Frequently Asked Questions

How do I solve AP Calculus optimization problems?

Identify the quantity to maximize or minimize, write an objective function, use a constraint to make it one variable, take the derivative, find critical points, and verify the maximum or minimum with a derivative test or endpoint check.

What is an objective function in optimization?

The objective function is the quantity you want to optimize, such as area, volume, distance, or cost. It often starts with two variables, then a constraint lets you rewrite it as one-variable function.

What is a constraint in an optimization problem?

A constraint is the relationship that links the variables in the situation, such as fixed volume, fixed perimeter, or a geometry formula. You use it to substitute one variable in terms of another.

How do derivatives help with optimization?

Derivatives locate critical points where a function can have a maximum or minimum. After finding where f' is zero or undefined, you still need to confirm the extremum and answer the original question.

Do I need to check endpoints in optimization?

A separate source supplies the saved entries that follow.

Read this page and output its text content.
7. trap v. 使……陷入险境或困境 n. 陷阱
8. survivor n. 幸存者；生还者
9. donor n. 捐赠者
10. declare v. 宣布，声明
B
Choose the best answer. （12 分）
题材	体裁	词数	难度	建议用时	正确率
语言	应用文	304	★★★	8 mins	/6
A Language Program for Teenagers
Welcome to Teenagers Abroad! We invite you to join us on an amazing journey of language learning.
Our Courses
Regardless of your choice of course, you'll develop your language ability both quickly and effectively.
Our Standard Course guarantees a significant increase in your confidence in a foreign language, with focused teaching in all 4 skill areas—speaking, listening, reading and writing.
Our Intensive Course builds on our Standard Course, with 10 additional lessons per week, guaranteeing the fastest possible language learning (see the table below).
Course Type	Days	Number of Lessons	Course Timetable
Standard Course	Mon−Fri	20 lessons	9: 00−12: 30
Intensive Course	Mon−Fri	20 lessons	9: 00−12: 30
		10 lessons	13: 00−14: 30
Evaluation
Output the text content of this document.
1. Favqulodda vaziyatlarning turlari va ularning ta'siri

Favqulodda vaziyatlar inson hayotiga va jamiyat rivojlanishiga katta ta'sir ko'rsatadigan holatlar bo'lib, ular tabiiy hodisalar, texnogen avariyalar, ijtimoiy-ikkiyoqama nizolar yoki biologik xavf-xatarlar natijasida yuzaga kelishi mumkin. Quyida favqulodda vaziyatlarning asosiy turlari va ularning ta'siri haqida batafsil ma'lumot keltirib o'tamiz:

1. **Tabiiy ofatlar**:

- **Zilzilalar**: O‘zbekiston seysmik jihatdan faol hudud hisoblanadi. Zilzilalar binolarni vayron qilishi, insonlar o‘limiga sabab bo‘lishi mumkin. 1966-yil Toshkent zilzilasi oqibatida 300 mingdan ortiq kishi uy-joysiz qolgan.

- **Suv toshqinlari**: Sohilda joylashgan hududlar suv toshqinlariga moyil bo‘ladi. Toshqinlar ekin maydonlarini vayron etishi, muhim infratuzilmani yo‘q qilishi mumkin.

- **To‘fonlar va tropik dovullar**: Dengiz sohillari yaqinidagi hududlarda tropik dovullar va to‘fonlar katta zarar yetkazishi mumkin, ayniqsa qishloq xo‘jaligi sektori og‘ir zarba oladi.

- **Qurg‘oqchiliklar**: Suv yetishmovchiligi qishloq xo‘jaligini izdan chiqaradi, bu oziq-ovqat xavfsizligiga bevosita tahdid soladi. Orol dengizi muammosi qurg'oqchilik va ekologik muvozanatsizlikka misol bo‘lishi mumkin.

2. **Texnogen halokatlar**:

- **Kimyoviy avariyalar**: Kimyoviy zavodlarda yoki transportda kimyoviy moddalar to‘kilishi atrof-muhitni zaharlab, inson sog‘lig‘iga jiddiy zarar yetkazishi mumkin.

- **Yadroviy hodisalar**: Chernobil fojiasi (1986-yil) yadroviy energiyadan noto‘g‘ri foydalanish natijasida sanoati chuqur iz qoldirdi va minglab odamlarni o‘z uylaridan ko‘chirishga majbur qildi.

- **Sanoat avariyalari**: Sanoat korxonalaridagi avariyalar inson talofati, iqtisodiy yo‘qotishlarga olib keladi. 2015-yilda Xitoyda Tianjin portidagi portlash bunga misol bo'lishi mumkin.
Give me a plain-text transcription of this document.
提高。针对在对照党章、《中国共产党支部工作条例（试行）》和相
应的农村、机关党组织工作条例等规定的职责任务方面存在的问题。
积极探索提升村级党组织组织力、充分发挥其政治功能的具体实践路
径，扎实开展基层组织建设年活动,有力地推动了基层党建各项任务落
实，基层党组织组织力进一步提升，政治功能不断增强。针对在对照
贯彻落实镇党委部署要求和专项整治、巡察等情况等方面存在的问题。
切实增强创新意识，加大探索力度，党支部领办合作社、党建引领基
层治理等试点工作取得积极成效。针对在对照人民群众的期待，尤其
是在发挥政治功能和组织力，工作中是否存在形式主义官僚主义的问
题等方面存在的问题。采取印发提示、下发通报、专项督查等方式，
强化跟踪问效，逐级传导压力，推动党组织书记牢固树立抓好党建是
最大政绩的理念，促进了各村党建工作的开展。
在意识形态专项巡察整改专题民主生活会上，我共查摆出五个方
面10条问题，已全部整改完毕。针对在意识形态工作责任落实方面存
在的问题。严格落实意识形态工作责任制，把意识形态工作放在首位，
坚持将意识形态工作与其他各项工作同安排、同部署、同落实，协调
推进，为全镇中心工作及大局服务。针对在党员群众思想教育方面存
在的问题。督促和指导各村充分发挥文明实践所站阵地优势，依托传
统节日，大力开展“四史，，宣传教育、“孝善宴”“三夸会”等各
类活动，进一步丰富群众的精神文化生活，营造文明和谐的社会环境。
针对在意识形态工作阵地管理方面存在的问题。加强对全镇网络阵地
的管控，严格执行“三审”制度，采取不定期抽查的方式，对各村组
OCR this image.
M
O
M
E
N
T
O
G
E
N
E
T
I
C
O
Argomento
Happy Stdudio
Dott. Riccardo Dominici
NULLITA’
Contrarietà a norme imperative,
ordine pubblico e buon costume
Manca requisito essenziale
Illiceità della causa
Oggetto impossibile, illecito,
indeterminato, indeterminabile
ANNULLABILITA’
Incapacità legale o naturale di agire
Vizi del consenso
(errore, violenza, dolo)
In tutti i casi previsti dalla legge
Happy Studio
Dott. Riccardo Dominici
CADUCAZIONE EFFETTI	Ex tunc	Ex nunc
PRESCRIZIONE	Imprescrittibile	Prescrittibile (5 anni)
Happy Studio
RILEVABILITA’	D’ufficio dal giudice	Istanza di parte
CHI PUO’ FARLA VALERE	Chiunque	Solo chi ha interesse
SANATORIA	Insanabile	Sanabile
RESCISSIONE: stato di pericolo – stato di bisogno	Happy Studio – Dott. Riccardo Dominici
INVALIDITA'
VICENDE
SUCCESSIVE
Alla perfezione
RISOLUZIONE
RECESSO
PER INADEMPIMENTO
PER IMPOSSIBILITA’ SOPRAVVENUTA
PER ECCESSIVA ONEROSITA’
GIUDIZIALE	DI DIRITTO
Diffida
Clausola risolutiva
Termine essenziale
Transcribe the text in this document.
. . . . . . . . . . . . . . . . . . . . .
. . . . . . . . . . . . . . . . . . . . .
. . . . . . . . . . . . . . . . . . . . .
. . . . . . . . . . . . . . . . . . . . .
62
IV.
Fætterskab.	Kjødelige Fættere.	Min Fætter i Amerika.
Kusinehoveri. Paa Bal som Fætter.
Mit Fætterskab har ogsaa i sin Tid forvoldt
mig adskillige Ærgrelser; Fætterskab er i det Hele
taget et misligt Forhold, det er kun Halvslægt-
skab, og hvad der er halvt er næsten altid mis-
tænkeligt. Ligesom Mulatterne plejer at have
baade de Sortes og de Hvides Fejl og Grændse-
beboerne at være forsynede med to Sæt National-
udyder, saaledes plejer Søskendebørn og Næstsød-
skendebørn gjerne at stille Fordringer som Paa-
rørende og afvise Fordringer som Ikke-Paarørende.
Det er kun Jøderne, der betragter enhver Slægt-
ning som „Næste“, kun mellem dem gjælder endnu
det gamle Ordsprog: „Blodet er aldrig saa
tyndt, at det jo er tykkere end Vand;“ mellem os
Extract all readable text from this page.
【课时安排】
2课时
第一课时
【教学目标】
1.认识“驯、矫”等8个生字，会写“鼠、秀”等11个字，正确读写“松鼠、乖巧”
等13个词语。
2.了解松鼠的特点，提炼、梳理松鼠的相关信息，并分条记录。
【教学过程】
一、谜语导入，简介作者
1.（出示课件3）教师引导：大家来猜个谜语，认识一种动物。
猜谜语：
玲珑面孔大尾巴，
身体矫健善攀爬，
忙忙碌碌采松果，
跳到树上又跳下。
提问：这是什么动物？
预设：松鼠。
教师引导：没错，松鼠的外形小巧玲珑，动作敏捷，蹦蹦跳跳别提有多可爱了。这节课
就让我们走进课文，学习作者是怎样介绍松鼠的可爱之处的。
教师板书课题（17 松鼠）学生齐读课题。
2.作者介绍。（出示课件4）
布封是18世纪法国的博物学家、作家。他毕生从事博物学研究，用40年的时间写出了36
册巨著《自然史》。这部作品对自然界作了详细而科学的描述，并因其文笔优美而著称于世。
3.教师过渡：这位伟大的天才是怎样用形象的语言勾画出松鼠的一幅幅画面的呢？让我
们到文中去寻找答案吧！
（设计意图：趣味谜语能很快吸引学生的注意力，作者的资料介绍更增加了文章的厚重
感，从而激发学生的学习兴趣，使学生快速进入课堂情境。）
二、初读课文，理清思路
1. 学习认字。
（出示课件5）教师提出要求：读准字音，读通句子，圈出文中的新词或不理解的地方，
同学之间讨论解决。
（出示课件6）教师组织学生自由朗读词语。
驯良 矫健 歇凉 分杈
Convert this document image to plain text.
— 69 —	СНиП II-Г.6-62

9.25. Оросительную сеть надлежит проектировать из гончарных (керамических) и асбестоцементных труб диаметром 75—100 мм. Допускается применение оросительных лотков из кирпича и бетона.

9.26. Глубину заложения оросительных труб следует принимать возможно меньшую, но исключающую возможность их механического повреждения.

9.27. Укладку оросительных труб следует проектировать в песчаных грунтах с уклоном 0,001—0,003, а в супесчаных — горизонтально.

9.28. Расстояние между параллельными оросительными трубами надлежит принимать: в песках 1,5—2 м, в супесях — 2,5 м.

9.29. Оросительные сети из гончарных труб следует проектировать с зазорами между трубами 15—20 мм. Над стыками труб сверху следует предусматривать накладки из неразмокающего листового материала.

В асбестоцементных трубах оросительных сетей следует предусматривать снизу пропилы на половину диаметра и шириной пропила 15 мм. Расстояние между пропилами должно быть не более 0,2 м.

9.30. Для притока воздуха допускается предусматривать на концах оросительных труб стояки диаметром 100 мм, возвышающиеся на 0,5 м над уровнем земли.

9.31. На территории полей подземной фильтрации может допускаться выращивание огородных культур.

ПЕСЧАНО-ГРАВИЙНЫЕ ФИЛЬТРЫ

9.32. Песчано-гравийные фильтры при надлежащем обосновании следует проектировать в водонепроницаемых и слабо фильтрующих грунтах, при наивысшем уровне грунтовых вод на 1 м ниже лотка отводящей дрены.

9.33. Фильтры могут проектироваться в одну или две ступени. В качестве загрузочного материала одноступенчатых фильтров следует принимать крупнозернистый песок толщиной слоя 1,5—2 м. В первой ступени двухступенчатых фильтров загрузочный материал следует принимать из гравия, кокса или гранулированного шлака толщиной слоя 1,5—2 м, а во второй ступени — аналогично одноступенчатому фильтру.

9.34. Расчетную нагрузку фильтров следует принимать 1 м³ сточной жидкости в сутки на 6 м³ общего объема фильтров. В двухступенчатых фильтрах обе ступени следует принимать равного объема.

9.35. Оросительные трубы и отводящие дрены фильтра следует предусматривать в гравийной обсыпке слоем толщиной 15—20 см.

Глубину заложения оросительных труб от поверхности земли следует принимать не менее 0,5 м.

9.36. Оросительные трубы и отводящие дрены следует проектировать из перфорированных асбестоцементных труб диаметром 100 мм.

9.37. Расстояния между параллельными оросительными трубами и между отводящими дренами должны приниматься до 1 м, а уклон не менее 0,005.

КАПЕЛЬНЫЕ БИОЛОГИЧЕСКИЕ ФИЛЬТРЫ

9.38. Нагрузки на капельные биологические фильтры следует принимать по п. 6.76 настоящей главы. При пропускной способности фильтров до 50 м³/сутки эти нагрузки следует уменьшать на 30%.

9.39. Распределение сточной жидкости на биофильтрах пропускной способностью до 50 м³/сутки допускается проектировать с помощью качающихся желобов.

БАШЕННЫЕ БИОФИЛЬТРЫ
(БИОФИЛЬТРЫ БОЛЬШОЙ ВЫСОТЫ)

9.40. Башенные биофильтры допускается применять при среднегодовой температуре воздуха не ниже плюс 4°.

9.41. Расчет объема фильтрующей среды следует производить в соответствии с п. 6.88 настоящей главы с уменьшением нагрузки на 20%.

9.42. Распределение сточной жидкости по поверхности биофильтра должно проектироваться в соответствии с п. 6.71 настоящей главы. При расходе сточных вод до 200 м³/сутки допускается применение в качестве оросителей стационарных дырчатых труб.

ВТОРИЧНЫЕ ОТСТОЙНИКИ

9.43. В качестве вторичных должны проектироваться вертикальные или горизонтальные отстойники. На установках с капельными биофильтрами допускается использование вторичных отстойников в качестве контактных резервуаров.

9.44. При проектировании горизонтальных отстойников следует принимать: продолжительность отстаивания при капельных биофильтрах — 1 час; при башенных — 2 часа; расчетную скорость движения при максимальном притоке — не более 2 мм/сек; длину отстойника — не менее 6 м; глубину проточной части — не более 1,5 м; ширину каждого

Yes, if the feasible domain is a closed interval. The Extreme Value Theorem says absolute extrema on a closed interval can occur at critical points or endpoints, so check both when endpoints are included.

What is the most common optimization mistake?

The most common mistake is stopping at the critical x-value. Many problems ask for dimensions, a maximum value, a minimum cost, or an ordered pair, so substitute back and answer the question in context.